Das glaube er nicht; »nein, keineswegs!« Der Mann mache keinen stupiden Eindruck. Es wird so sein, wie der Bruder sagte: der Wein!
»Hoffen wir! Hoffen wir!« trat Heinz Heide ins Gastzimmer und drehte sich besorgt nach allen Seiten um. Es fehle doch nichts? In diesem Falle möge der Bruder sagen, – »vielleicht noch eine Decke? Manche, sie sind es nicht gewohnt, frieren in der ersten Nacht.«
Er danke, beeilte sich der Mann; er friere nicht.
Dann wünsche er gute Nacht! sagte Heinz Heide und lächelte ein bißchen. Er wünsche, daß der Bruder im Vaterhause gut schlafe!
Nun streckte ihm der Mann die Hand hin. Aber er sah sie gar nicht, – »und ich wünsche gedeihliche Überlegung,« lächelte er und ging aus der Türe, »recht gedeihliche Überlegung!« –
Er klinkte die Türe zu und schritt in sein Zimmer. In der Mitte des Zimmers, auf einem Lederstuhl, nahm er Platz, vorher aber löschte er alle Lichter aus.
Und nun wartete er. Er hielt den Atem ein, er wagte sich zu keiner Bewegung; eine beißende Aufregung hatte ihn erfaßt, von den Zehen bis hinauf in den Scheitel raste und tanzte sein Blut, es redete, es lachte, es klatschte, es brodelte, er aber mußte es zwingen, still zu sein und zu lauschen.
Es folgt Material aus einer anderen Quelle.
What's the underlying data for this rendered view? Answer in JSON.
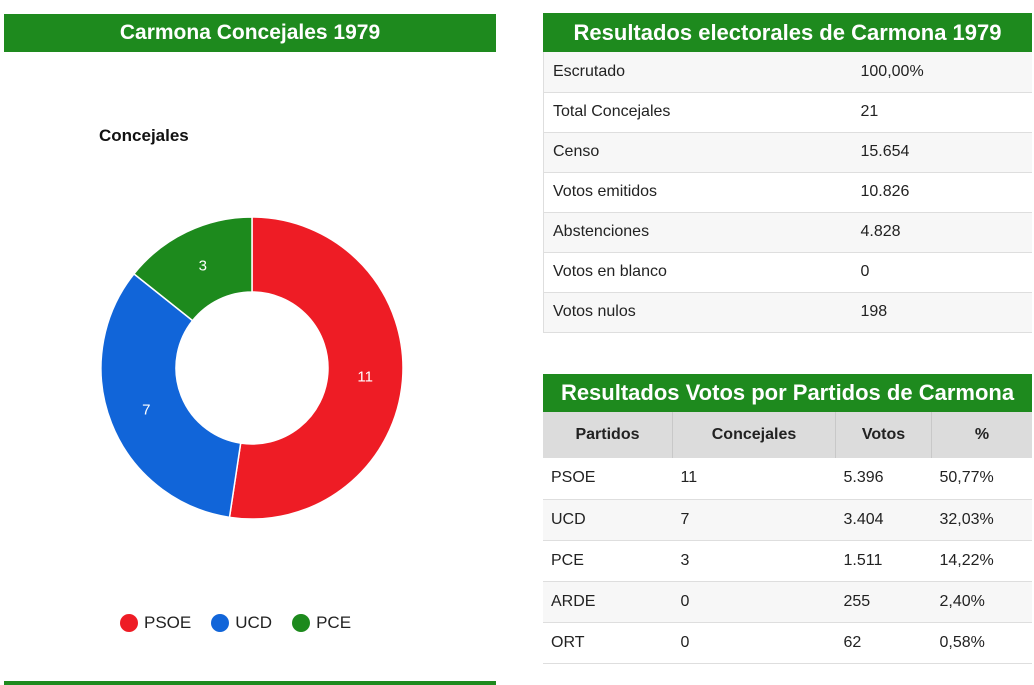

Nach etwa einer Stunde stand er vorsichtig auf: unter dem Fenster hatte sich etwas geregt! Er schlich an die Türe und legte das Ohr an das Holz; ruhig, ruhig! sagte er sich! Und es war richtig: ein furchtsamer Schritt ging über den Saal. Nun kam er aus die Treppe. Die Treppe knarrte ein bißchen; darum ging er schon schneller. Und jetzt krächzte das Haustor.
Heinz Heide schlich ans Fenster und öffnete die Läden soweit, daß er durch einen Spalt auf den Platz vor dem Hause hinabsehen konnte. Er sah noch nichts, aber er wartete auf den Zehenspitzen, unbeweglich. Er hörte oft von der Seite des Verwalterhauses her unterdrücktes Lärmen und Sprechen, aber er sah nichts. Er wartete geduldig.
Es ging schon gegen Tagesanbruch, da hörte er eine bekannte Stimme. Er versuchte den Kopf genau an den Spalt zu legen; ruhig, ruhig! sagte er sich. Und es war richtig: es kam vom Verwalterhause ein Schritt gegen den Rasen her, und schnell darauf ein zweiter. Aus der Mauerecke eilten zwei Gestalten über den Rasen, sie flogen dem Wege zu. Und es war nur noch ein schneller Augenblick, und sie verschwammen im Morgengrau, im Nebel über dem abwärts fließenden Wege.
Da sprang Heinz Heide vom Fenster weg und jagte die Treppe hinab. Vor dem Haustor blieb er stehen. Es steckte der Schlüssel nach außen, das Tor war angelehnt. Er zog den Schlüssel ab, stieß ihn laut von innen ins Schloß, drehte ihn zweimal um und versuchte die Klinke. Das Tor war zu. Dann nahm er den Schlüssel in seine Hand, schob den eisernen Riegelbalken vor das Tor, und stieg langsam in sein Haus empor.